L. Boi's talk
Ugo Bruzzo
bruzzo at sissa.it
Tue Feb 27 10:38:57 CET 2007
This is a brief introduction to the talk that Professor
Luciano Boi (Ecole des Hautes Etudes en Sciences Sociales,
Centre de Mathématiques, Paris) will give tomorrow
(February 28) at 2:30 pm (SISSA, Room D, Main building).
Luciano is a mathematician who works in the epistemology
of geometry, especially in connection with its applications to
Physics, and on topological models in biology. He has
a special interest in the topology of knots and its applications
to molecular biology.
A detailed abstract of his talk follows. Luciano will also give
a talk entitled "When topology meets biology ‘for life’:
Interdisciplinary remarks on the way in which form modulates function"
as a joint seminar with the Interdisciplinary Laboratory for Advance
Studies (next Friday).
Ugo Bruzzo
===================================
Abstract: The aim of this talk is to make some general remarks on the
role
of geometrical and topological concepts in the development of
theoretical
physics, espacially in gauge theory and string theory, and then to show
the great significance of these concepst for a better understanding of
the
dynamics of physics. We claim that physical phenomena very likely emerge
from the geometrical and topological structure of spacetime. The
attempts
to solve one of the central problems in twentieth physics, i.e.: how to
combine gravity and the other forces into an unitary theoretical
explanation of the physical world, essentialy depends on the possibility
of building a new geometrical framework conceptually richer than
Riemannian geometry. In fact, it still plays a fundamenatal role in
non-Abelian gauge theories and in superstring theory, , thanks to which
a
great variety of new mathematical structures has emerged. A very
interesting hypothesis is that the global topological properties of the
manifold's model of spacetime play a major role in quantum field theory
and that, consequently, several physical quantum effects arise from the
non-local metrical and topological structure of these manifold. Thus the
unification of general relativity and quantum theory require some
fundamental breakthrough in our understanding of the relationship
between
spacetime and quantum processes. In particular the superstring theories
lead to the guess that the usual structure of spacetime at the quantum
scale must be dropped out from physical thought. Non-Abelian gauge
theories satisfy the basic physical requirements pertaining to the
symmetries of particle physics because they are geometric in character.

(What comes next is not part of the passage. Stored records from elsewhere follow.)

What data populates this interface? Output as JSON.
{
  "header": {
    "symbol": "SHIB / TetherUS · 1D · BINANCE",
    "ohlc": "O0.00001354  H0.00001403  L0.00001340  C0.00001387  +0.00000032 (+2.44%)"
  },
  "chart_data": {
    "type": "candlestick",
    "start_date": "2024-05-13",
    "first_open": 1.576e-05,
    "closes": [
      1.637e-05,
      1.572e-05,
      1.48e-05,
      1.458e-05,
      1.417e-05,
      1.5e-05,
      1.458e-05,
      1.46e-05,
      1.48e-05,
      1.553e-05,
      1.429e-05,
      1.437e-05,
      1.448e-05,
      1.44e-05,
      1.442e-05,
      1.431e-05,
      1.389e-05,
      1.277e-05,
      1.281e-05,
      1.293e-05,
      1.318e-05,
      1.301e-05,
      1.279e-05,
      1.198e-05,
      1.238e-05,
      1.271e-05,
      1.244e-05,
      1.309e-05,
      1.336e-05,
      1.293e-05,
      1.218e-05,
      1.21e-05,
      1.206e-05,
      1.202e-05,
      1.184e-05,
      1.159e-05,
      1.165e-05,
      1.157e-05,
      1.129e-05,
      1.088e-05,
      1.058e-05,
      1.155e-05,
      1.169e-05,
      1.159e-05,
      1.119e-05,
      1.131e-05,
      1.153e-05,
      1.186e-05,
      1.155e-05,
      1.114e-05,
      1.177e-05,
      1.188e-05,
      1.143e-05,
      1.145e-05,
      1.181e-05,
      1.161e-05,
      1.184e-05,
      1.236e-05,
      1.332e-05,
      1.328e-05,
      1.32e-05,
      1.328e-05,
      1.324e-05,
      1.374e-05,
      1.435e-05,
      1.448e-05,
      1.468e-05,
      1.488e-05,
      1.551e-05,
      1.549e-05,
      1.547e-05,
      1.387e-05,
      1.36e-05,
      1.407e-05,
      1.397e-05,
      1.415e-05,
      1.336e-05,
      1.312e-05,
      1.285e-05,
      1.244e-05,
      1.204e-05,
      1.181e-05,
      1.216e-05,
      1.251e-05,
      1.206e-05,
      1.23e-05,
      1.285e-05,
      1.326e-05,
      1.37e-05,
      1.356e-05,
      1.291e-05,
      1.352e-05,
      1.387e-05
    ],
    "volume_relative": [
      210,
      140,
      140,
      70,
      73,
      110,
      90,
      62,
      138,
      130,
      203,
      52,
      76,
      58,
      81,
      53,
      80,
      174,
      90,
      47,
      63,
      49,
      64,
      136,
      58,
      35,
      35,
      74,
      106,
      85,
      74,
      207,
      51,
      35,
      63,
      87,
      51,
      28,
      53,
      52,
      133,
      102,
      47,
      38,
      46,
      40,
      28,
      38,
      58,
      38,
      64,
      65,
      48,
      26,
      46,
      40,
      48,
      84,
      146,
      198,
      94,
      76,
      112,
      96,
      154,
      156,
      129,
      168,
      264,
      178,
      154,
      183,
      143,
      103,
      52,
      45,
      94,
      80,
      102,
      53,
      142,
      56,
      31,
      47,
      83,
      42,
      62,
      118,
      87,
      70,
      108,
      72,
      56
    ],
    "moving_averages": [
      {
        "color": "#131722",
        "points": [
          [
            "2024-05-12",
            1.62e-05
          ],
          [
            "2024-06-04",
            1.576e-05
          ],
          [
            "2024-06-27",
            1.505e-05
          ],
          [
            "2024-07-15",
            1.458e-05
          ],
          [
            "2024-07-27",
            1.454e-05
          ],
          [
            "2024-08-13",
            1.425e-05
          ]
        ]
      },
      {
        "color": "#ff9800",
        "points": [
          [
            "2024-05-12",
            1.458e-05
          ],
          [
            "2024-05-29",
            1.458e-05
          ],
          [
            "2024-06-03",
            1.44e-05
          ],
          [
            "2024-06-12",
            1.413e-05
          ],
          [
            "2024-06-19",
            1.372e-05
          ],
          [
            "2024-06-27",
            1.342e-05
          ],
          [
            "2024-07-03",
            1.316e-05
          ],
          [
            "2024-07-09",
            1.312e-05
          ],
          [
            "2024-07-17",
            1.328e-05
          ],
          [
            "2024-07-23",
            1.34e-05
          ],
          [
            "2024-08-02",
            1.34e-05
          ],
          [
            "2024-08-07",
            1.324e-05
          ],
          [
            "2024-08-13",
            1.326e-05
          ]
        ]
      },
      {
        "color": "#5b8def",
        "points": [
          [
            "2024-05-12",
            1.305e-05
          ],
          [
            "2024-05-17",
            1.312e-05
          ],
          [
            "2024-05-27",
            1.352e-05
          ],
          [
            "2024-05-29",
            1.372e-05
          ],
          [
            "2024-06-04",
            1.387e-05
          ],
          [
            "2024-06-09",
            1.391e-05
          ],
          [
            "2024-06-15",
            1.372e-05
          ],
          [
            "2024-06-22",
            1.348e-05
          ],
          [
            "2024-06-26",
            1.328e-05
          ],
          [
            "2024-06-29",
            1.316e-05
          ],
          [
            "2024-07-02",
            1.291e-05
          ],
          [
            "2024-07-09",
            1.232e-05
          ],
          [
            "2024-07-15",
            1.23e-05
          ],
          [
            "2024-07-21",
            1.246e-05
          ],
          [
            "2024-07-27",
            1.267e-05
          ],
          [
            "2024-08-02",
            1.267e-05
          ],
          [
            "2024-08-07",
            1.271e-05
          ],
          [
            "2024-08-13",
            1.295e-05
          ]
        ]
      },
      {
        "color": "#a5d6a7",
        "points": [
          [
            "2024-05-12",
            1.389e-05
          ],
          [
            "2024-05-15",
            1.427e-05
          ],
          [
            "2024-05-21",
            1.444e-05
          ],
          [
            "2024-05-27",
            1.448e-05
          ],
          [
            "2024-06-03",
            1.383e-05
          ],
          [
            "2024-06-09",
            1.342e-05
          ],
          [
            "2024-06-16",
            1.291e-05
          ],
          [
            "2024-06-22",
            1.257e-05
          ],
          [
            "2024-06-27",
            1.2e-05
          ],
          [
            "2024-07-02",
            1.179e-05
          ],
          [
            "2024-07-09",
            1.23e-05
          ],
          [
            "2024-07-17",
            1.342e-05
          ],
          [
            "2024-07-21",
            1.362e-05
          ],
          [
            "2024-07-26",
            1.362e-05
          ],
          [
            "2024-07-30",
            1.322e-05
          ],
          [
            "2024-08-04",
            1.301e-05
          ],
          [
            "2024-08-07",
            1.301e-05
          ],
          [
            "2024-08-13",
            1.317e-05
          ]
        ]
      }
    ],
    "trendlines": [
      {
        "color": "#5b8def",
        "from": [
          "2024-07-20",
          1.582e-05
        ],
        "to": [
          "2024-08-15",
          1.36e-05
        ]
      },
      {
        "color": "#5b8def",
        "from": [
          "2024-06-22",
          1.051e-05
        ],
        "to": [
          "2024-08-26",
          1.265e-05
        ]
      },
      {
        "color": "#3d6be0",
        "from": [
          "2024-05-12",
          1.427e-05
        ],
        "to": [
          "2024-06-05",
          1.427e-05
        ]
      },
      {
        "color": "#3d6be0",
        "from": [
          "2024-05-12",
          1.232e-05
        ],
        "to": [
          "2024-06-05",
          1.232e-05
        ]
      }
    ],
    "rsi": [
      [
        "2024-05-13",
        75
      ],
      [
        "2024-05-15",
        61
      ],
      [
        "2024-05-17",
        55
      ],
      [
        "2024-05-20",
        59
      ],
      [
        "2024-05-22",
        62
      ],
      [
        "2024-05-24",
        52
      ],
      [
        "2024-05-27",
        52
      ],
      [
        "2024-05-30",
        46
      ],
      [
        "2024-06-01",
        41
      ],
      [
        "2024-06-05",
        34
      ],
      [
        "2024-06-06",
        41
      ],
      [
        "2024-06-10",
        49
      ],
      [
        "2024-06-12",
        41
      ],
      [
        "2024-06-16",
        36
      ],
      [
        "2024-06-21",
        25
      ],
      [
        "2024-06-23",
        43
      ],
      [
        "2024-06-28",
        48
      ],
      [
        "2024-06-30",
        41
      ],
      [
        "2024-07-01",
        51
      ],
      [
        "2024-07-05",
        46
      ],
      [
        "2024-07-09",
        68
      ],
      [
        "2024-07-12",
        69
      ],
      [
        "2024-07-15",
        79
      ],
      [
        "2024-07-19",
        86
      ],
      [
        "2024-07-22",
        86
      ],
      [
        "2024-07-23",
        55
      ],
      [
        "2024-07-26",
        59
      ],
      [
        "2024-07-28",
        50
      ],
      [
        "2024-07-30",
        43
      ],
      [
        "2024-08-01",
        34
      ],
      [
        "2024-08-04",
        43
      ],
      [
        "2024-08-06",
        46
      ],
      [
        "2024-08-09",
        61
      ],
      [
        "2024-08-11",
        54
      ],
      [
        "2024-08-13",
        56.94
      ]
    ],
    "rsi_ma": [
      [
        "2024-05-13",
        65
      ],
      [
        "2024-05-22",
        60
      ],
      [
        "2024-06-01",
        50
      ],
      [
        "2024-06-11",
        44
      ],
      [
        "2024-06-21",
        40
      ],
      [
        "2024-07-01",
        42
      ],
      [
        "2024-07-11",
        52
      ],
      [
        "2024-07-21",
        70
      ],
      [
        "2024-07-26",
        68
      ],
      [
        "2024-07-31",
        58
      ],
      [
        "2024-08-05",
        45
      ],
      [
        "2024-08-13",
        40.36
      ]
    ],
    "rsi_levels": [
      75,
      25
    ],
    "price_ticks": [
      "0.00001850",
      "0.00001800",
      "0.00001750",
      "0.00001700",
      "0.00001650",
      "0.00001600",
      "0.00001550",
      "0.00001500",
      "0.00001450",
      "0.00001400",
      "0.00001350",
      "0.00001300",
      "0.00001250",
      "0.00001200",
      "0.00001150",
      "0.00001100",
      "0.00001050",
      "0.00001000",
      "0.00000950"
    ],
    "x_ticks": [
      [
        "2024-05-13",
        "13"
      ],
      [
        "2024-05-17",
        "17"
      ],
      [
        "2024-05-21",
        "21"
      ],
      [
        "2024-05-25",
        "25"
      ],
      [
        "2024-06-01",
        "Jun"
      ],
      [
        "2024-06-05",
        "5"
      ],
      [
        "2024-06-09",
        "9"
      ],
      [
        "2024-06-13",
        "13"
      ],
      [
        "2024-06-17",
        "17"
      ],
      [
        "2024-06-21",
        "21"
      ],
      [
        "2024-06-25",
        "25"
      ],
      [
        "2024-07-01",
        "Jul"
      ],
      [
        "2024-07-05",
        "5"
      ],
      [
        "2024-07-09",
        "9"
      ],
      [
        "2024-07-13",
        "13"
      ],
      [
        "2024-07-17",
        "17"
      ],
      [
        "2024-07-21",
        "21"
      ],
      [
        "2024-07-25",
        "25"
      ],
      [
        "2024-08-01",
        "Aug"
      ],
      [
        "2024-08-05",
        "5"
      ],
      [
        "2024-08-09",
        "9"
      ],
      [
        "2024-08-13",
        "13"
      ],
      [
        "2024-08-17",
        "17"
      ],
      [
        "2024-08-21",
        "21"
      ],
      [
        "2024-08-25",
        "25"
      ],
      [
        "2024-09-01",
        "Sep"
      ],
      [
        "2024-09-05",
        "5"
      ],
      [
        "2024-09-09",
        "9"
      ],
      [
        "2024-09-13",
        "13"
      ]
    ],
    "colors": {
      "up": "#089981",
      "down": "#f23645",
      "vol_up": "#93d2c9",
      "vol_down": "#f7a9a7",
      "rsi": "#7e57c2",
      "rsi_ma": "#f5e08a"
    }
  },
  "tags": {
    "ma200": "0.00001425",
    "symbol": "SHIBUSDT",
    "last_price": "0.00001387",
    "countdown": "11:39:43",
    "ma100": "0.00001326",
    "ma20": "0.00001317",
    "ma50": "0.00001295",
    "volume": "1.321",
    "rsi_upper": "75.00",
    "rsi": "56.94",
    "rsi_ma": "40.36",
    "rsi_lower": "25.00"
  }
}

They profoundly elucidate the fundamental role played by bundles,
connections and curvature in explaining the essential laws of nature.
Kaluza-Klein theories and more remarkably superstring theory showed that
spacetime symmetries and internal (quantum) symmetries might be unified
through the introduction of new structures of space with a different
topology. This essentially means, in our view, that ‘hidden’ symmetries
of
fundamental physics can be related to the phenomenon of topological
change
of certain class of (presumably) non-smooth manifolds.